Evangelism and Community Development – Dave Fagg

________________________________________

Evangelism needs Christian community development because without it, evangelism can only trace the outlines of the personal and corporate vision that the ‘good news’ advocates. Christian community development is a powerful way to help people participate in the kingdom of God, and within such participation the stories and ideas of the gospel come alive. From the Christian community development side, evangelism provides a risk factor without which Christian community development easily slides into secularised self-help mush. Evangelism points to a larger, deeper transformation, one that community development methods, even Christian ones, can only grasp at.

Evangelism and Christian community development have a number of similarities that make them natural partners:
• Theologically, they share narratives and doctrines
• They work best at grassroots level
• They are both on about transformational change
• They both value voluntary methods of change highly
• They work by reframing present reality in the terms of the kingdom of God
• Both believe the resources for change are (partly) present already in people’s lives
• Both are inspired by the possibility of “real change”, by historically concrete changes in people.
• Neither makes sense in a secular context without the other: without Christian community development, evangelism will be co-opted by consumer spirituality; without evangelism, community development will be co-opted by the welfare economy.

Given these similarities, evangelism and Christian community development can co-operate and integrate…

Both evangelism and Christian community development suffer from a weak theological base. Although this is not the time to develop a detailed theology of evangelical community development, there are three central theological themes that enable a theological interface between evangelism and Christian community development.

First, the doctrine of the Trinity. Taking a social Trinitarian approach, we can see that a community of mutual relationship is at the heart of God. This application to Christian community development is obvious. For evangelism, the application becomes clear when we take WJ Abraham’s view of evangelism as “primary initiation into the kingdom of God”, because his view is an inescapably corporate vision of evangelism, in which people are drawn into a relational life with respect to their salvation and their identity.

Secondly, a partially realised eschatology. Both evangelism and Christian community development passionately advocate transformed lives in the present.
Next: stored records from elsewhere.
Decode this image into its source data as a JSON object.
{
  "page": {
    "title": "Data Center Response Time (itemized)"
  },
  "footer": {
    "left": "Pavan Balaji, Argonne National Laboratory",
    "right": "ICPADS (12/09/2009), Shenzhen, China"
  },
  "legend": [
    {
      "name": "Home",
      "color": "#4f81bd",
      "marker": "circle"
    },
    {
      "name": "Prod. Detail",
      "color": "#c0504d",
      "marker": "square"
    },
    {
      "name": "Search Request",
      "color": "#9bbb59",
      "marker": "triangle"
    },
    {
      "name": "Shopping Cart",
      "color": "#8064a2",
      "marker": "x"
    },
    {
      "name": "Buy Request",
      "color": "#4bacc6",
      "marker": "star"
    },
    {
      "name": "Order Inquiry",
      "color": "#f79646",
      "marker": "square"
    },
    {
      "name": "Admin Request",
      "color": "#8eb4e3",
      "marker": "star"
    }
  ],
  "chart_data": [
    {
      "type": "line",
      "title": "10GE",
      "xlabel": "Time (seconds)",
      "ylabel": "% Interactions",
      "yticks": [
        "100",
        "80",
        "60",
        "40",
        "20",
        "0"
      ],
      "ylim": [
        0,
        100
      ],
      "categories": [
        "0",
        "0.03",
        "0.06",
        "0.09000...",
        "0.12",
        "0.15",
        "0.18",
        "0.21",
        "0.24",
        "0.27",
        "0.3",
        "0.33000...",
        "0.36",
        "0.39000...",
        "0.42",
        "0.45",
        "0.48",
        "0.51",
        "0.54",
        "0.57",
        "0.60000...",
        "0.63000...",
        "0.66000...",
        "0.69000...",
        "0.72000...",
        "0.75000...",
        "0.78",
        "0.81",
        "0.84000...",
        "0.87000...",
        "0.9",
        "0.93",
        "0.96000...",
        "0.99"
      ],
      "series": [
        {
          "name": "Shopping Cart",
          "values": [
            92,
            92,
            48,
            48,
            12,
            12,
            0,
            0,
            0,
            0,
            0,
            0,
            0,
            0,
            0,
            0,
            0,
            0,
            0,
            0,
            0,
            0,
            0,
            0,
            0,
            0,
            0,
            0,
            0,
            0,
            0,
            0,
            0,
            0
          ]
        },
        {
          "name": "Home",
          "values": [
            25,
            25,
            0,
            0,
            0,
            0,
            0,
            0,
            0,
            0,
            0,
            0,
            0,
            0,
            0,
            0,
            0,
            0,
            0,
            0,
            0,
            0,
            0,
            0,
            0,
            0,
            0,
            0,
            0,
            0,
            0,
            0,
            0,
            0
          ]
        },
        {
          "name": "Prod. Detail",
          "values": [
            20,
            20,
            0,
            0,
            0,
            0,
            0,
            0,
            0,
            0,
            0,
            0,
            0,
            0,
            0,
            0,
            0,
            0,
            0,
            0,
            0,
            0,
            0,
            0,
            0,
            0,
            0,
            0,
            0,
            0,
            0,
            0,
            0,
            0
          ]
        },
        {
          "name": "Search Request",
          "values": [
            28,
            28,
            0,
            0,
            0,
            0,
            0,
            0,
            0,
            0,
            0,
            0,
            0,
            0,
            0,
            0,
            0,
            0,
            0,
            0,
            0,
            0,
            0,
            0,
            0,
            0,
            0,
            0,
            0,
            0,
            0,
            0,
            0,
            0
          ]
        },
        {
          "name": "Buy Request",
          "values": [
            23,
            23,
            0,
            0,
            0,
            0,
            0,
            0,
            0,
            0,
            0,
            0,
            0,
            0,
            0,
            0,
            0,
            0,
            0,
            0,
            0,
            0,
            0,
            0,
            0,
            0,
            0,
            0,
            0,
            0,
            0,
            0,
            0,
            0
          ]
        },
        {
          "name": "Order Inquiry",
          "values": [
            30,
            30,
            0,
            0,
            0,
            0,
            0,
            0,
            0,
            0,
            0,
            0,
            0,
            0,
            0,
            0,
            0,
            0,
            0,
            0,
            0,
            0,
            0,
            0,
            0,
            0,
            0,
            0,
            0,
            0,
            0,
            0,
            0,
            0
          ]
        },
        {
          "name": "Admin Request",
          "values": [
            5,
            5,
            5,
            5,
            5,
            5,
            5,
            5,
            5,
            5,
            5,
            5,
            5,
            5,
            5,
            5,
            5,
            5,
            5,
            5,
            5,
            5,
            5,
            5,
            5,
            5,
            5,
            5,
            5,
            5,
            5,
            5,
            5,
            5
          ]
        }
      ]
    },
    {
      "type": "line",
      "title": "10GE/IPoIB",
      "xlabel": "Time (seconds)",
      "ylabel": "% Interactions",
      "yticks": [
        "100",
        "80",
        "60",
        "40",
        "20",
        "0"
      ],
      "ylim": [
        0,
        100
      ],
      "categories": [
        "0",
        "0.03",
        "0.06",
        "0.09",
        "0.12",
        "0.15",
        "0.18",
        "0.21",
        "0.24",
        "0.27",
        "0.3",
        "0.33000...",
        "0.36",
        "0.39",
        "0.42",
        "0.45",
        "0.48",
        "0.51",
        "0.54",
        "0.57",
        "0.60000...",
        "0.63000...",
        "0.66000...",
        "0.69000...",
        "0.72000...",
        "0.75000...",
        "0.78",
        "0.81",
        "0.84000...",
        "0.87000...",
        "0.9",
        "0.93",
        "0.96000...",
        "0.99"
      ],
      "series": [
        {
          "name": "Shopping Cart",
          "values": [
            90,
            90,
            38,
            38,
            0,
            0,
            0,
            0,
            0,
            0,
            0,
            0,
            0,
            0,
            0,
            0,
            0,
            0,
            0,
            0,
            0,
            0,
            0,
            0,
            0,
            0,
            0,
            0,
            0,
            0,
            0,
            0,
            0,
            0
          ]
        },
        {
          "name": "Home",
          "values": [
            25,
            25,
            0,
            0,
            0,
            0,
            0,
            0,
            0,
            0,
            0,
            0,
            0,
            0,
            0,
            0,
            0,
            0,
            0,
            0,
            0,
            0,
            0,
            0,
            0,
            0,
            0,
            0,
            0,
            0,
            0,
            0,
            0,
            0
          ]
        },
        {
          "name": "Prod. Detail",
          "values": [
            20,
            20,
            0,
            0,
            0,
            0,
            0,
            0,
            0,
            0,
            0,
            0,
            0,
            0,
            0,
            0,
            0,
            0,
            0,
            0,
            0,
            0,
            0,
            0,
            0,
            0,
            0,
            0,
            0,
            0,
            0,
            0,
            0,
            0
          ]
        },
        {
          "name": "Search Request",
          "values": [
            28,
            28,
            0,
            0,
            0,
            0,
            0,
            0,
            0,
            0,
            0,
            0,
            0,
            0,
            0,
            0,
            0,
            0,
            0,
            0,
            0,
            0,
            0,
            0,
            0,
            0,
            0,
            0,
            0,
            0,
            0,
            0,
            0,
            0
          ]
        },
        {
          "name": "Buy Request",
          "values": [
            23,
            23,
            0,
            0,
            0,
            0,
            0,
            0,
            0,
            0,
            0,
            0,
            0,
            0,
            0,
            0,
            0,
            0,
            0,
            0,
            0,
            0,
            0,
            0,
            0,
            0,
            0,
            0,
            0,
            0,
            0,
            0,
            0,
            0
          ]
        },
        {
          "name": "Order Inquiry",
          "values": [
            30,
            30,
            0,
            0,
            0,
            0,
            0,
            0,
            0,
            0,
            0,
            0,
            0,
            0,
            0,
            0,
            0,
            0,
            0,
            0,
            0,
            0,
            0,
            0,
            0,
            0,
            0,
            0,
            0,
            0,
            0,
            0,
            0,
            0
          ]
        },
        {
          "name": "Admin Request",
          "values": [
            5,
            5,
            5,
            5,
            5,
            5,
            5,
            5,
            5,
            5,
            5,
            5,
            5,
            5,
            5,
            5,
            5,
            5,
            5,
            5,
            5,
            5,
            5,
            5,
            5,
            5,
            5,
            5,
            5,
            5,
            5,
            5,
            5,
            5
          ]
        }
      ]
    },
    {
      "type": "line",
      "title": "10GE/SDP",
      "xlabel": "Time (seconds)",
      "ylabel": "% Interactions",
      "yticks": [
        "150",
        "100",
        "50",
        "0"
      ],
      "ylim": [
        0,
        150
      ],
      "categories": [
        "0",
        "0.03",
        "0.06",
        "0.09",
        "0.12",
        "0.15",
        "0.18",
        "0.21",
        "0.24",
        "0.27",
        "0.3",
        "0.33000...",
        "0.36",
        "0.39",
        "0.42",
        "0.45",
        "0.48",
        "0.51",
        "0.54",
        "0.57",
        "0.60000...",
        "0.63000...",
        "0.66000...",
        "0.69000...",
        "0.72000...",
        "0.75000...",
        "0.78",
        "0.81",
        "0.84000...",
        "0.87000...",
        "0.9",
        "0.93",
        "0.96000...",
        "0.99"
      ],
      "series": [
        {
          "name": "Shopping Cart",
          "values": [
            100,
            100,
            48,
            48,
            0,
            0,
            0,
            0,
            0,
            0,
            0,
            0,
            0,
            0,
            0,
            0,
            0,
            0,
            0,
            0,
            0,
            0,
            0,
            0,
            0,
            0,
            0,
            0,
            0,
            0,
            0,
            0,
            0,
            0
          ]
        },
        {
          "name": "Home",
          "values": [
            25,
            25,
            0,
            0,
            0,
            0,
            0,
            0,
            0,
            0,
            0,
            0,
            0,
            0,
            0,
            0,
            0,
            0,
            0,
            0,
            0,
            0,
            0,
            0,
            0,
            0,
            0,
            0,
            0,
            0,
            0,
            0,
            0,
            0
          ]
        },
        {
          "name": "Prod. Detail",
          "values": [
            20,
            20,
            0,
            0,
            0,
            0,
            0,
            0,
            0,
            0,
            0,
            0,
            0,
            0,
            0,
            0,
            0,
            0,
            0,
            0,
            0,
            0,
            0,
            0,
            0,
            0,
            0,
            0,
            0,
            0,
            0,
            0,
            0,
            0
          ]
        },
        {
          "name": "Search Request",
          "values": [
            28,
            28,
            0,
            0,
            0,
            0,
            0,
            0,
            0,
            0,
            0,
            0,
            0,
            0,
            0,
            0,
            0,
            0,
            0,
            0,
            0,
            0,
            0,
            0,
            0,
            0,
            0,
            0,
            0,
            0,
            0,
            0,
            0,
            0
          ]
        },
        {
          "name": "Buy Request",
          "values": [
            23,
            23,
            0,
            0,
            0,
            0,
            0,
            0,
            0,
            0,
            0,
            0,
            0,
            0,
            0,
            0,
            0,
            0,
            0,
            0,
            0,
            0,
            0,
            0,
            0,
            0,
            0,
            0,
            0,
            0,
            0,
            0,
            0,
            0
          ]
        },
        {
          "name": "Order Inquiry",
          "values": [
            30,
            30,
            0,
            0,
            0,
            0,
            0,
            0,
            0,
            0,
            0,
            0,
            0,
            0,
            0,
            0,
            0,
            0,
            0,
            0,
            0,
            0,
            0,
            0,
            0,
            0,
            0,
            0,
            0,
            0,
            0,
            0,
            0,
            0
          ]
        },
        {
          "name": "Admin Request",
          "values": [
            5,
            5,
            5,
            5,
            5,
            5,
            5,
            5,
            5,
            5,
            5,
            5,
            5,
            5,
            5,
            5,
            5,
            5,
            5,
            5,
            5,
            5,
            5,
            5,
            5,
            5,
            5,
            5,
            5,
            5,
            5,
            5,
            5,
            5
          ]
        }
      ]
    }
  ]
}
A view of the kingdom of God that recognises its ‘now…not yet’ tension enables evangelism to be concerned with current reality, and Christian community development to recognise that its aims lie beyond the horizon of contemporary social work theory. This eschatology sees that Jesus’ incarnation, life, death and resurrection has planted a tree, the roots of which are deep and strong, which will one day flourish into a tree for all to shelter in. What is the effect of such eschatology? As NT Wright puts it:

It gives us a view of creation which emphasises the goodness of God’s world, and God’s intention to renew it. It gives us, therefore, every possibly incentive, or at least every Christian incentive, to work for the renewal of God’s creation and for justice within God’s creation…[T]here is continuity between our present work and God’s future kingdom…(Wright, 1999:24)

Thirdly, a keen appreciation of the Holy Spirit’s work. For evangelism, it allows us to be confident that the Holy Spirit has already been working in people, awakening them to the possibility of God. For Christian community development, this prevenient grace enables us to work simultaneously with the intrinsic strengths of a community, knowing that these strengths are not wholly human, their true source being the Spirit of God.